For patients with outer breast lesions, CG‐Darc and RapidArc both significantly reduced ipsilateral breast V50% by an absolute mean value of 8% in Group A and 15% in Group B, as compared with 3D CRT technique. As a consequence, the skin mean and maximum dose was also significantly reduced, as shown in Tables 4 and 6. The skin sparing achieved with these two techniques would be beneficial in reducing toxicity for all patients and especially for large‐breasted women.

As a corollary, this study has shown that RapidArc may only be indicated in patients that have lesions located in the outer part of the breast. The advantages of using RapidArc against 3D CRT were the reduced overall ipsilateral breast dose, skin dose, and treatment time.

Skin flash has to be incorporated into any VMAT treatment for breast. In this study, for RapidArc and CG‐Darc planning, an artificial bolus was added to the optimization process to account for potential movement of the breast during treatment, but was not included in the final dose calculation. Another approach to account for intrafraction respiratory motion and possible residual changes in the target during radiotherapy of the whole breast for VMAT delivery is to extend the CT dataset (only in the region of the breast) and PTV outside the body by 1 cm when optimizing the plans. This skin flash method was successfully implemented by Nicolini et al.,^{( 18 )} and showed improved target coverage without under‐dosage during treatment.

This study demonstrated the feasibility and dosimetric superiority of CG‐Darc compared to RapidArc and 3D CRT. If deployed in routine clinical practice, it will broaden patient eligibility for APBI and has the potential of further shifting the radiotherapy practice paradigm in breast cancer. For simplicity, in this study the two couch arcs have the same isocenter. There is no collision between the couch and gantry for the medial arc. For the lateral arc, in order to ensure gantry rotation clearance, the couch may need to be translated. For clinical implementation, the rotation and translation of the couch during treatment has to be incorporated into the RapidArc algorithm.

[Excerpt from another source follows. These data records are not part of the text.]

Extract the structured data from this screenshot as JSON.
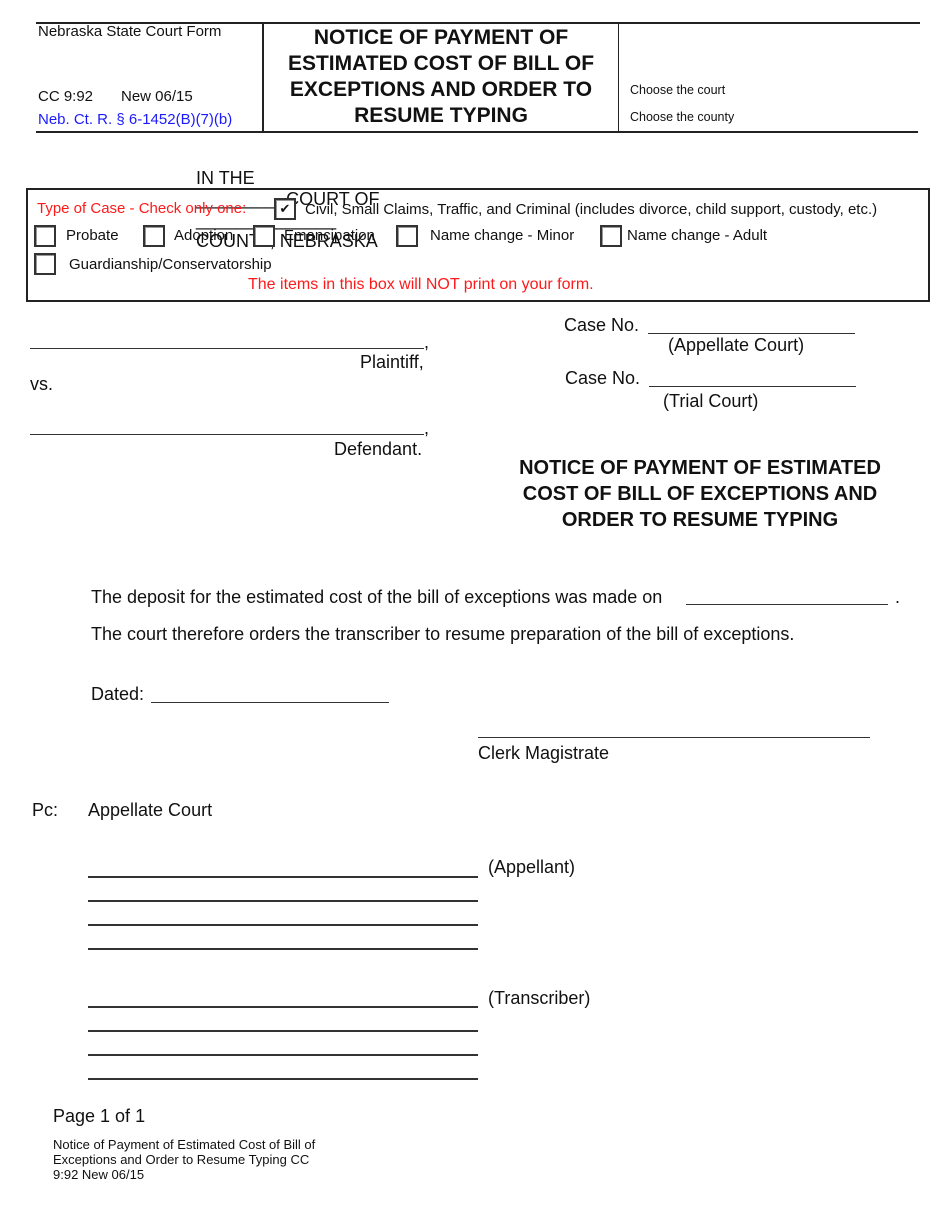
{
  "header": {
    "agency": "Nebraska State Court Form",
    "form_code": "CC 9:92",
    "form_version": "New 06/15",
    "rule_reference": "Neb. Ct. R. § 6-1452(B)(7)(b)",
    "title_lines": [
      "NOTICE OF PAYMENT OF",
      "ESTIMATED COST OF BILL OF",
      "EXCEPTIONS AND ORDER TO",
      "RESUME TYPING"
    ],
    "choose_court_label": "Choose the court",
    "choose_county_label": "Choose the county"
  },
  "court_line": {
    "in_the": "IN THE",
    "court_blank": "_________",
    "court_of": "COURT OF",
    "county_blank": "______________",
    "county_nebraska": "COUNTY, NEBRASKA"
  },
  "case_type": {
    "label": "Type of Case - Check only one:",
    "options": [
      {
        "label": "Civil, Small Claims, Traffic, and  Criminal (includes divorce, child support, custody, etc.)",
        "checked": true
      },
      {
        "label": "Probate",
        "checked": false
      },
      {
        "label": "Adoption",
        "checked": false
      },
      {
        "label": "Emancipation",
        "checked": false
      },
      {
        "label": "Name change - Minor",
        "checked": false
      },
      {
        "label": "Name change - Adult",
        "checked": false
      },
      {
        "label": "Guardianship/Conservatorship",
        "checked": false
      }
    ],
    "check_glyph": "✔",
    "notice": "The items in this box will NOT print on your form."
  },
  "parties": {
    "plaintiff_comma": ",",
    "plaintiff_label": "Plaintiff,",
    "vs": "vs.",
    "defendant_comma": ",",
    "defendant_label": "Defendant."
  },
  "case_numbers": {
    "appellate_label": "Case No.",
    "appellate_blank": "____________________",
    "appellate_caption": "(Appellate Court)",
    "trial_label": "Case No.",
    "trial_blank": "____________________",
    "trial_caption": "(Trial Court)"
  },
  "body_title_lines": [
    "NOTICE OF PAYMENT OF ESTIMATED",
    "COST OF BILL OF EXCEPTIONS AND",
    "ORDER TO RESUME TYPING"
  ],
  "body": {
    "deposit_text": "The deposit for the estimated cost of the bill of exceptions was made on",
    "deposit_blank": "___________________",
    "deposit_period": ".",
    "order_text": "The court therefore orders the transcriber to resume preparation of the bill of exceptions.",
    "dated_label": "Dated:",
    "dated_blank": "______________________",
    "signature_caption": "Clerk Magistrate"
  },
  "pc": {
    "label": "Pc:",
    "appellate_court": "Appellate Court",
    "appellant_caption": "(Appellant)",
    "transcriber_caption": "(Transcriber)"
  },
  "footer": {
    "page": "Page 1 of 1",
    "form_name_lines": [
      "Notice of Payment of Estimated Cost of Bill of",
      "Exceptions and Order to Resume Typing CC",
      "9:92 New 06/15"
    ]
  },
  "colors": {
    "instruction_red": "#ff1a1a",
    "rule_blue": "#1a1aff"
  }
}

To make this technique efficient, the couch motions have to be linked to the existing dynamic gantry arc rotation and variable dose rate. This is not trivial, but can be done as demonstrated by a group from Memorial Sloan Kettering Cancer Centre. Recently, this group published an algorithm called tra‐VMAT^{( 19 )} that integrates couch and collimator trajectories into RapidArc. This technique is deliverable on both Varian TrueBEAM system and traditional accelerators. Tra‐VMAT resulted in better target dose coverage/homogeneity and OAR sparing compared to standard VMAT with only gantry rotation, in 10 patients with brain tumors. We agree with the above researchers that, because of the complexity of such treatment, the vendor should develop a new patient safeguard system to prevent any collisions from happening, and additional physics quality assurance programs should be implemented before clinical use. Also, couch motion during treatment may potentially affect patient positioning accuracy and needs to be carefully assessed in future study. This additional work would be justified if a couch‐gantry dynamic rotation proves to be advantageous in other tumor sites.

V. CONCLUSIONS

This planning study provided proof of principle that simultaneous dynamic couch and gantry rotation is feasible for APBI. It minimized OAR radiation dose exposure without compromising target coverage in all patients. It is the only technique that generates favorable dosimetry in patients with inner/central breast lesions currently failing dose constraints. As a result, CG ‐Darc has the potential to improve the therapeutic window of APBI by expanding its applications to groups of patients currently ineligible for such treatment. A modification to the RapidArc algorithm is needed to enable the use of CG‐ Darc in routine clinical practice.

ACKNOWLEDGMENTS

This study was supported in part by a research grant to the BC Cancer Agency from Varian Medical Systems, Inc and in part by the BC Cancer Foundation.